Ekonomiyi bir maraton koşucusuna benzetelim. Bu koşucunun ortalama koşma hızını “sürdürülebilir büyüme”ye benzetebiliriz. Koşucunun zaman zaman kendisini zorlayarak ortalama hızının üzerine çıkması mümkün. Ekonomide buna “aşırı ısınma” denir. Talepte şişkinlik olduğu dönemlerde ekonomi geçici olarak uzun vadeli trendin üzerinde üretebilir. Fakat fazla mesai ile çalışan bir ekonomi bunun karşılığı olarak daha çok ödeme isteyeceği için bu durum uzun vadede enflasyon yaratır. Enflasyonla birlikte talep azalır ve ekonomi tekrar sürdürülebilir büyüme noktasına döner.
Ortalama hızı artıralım
Maratoncu örneğine dönersek kapasitesini zorlayarak ortalama hızının üzerine çıkan koşucu bu tempoyu uzun süre sürdüremez. Eninde sonunda ortalama hızına geri döner.
Bu örnek ters yönde de çalışır. Yani ekonominin büyüme hızı sürdürülebilir büyüme oranının altına düşerse bu sefer de resesyon olur. Ekonomi daraldığı için işsizlik artar. Talepteki azalma fiyatları azaltır. Yani deflasyon olur. Fiyatlar düşünce talep tekrar artar ve ekonomi bir kez daha sürdürülebilir büyüme noktasına geri döner.
Ekonomik istikrar bir ekonominin sürdürülebilir büyüme noktasında olması şeklinde tanımlanabilir.
Ekonominin kısa dönemli de olsa sürdürülebilir büyümeden uzaklaşması ya enflasyon ya da deflasyonla sonuçlanıyor ki her ikisi de yarattıkları belirsizlikler nedeni ile hasara yol açıyor. Yani amacımız maratoncunun aynı ortalama hızda koşmasını sağlamak. O zaman bu koşucu hiç kendini aşamayacak mı? İşte bu noktada “kapasite artırımı” devreye giriyor. Koşucu disiplinli çalışırsa elbette daha hızlı koşabilir.

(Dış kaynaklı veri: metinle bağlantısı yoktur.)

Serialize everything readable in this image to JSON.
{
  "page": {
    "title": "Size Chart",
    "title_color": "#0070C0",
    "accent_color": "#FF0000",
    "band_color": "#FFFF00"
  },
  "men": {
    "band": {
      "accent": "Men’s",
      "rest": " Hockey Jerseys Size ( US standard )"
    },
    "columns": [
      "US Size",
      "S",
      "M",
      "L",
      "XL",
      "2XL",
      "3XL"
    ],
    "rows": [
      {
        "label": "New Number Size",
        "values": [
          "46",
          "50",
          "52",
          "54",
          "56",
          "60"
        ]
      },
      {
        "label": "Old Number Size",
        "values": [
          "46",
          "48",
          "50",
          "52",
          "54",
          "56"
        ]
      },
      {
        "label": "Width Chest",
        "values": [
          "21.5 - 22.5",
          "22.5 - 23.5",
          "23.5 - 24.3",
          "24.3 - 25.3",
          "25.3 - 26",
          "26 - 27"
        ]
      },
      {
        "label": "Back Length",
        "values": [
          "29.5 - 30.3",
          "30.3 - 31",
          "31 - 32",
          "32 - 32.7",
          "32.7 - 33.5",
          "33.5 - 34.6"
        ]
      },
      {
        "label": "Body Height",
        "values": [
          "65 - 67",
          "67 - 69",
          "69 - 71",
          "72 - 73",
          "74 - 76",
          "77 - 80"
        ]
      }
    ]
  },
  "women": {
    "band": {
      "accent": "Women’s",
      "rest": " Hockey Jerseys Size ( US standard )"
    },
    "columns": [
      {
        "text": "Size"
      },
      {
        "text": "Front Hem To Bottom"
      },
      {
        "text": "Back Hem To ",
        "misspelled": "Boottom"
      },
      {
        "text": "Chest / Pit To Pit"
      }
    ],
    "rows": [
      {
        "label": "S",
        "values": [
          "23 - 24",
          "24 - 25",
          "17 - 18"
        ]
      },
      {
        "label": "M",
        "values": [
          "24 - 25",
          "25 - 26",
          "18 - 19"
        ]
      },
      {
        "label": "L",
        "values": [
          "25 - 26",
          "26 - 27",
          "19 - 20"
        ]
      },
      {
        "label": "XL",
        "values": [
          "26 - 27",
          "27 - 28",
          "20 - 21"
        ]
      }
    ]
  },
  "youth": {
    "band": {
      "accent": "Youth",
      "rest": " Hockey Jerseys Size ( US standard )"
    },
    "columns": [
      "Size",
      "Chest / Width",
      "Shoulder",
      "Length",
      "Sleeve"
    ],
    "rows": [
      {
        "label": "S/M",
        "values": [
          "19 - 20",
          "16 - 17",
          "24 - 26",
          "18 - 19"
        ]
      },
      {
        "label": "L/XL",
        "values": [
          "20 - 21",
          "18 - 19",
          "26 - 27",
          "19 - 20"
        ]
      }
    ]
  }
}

Burada cazip olan kısa süreli olarak hızını artırması değil. Amaç kalıcı şekilde koşucunun ortalama hızını artırabilmek.
Antrenör ne diyor?
Peki bu nasıl mümkün oluyor? Ekonominin uzun vadeli üretim kapasitesinin artırılması yapısal reformlarla mümkün. Bunlar hükümetin sorumluluğunda geliştirilen plan ve uygulamalarla sağlanıyor.
Hükümet işin arz tarafından sürdürülebilir büyümeyi artırmaya çalışırken Merkez Bankası talep yönünden devreye giriyor. Yani hükümeti koşucunun kapasitesini artırmaya çalışan antrenör olarak görürsek Merkez Bankası da koşucunun hızını izleyen bir koşu bandına benzetilebilir.
Antrenör koşucunun ortalama hızını tespit edip banda kaydediyor. Koşucu ortalama hızının üzerine çıkarsa bant koşucuyu yavaşlatıyor, yavaşlarsa bu sefer hızlandırıyor.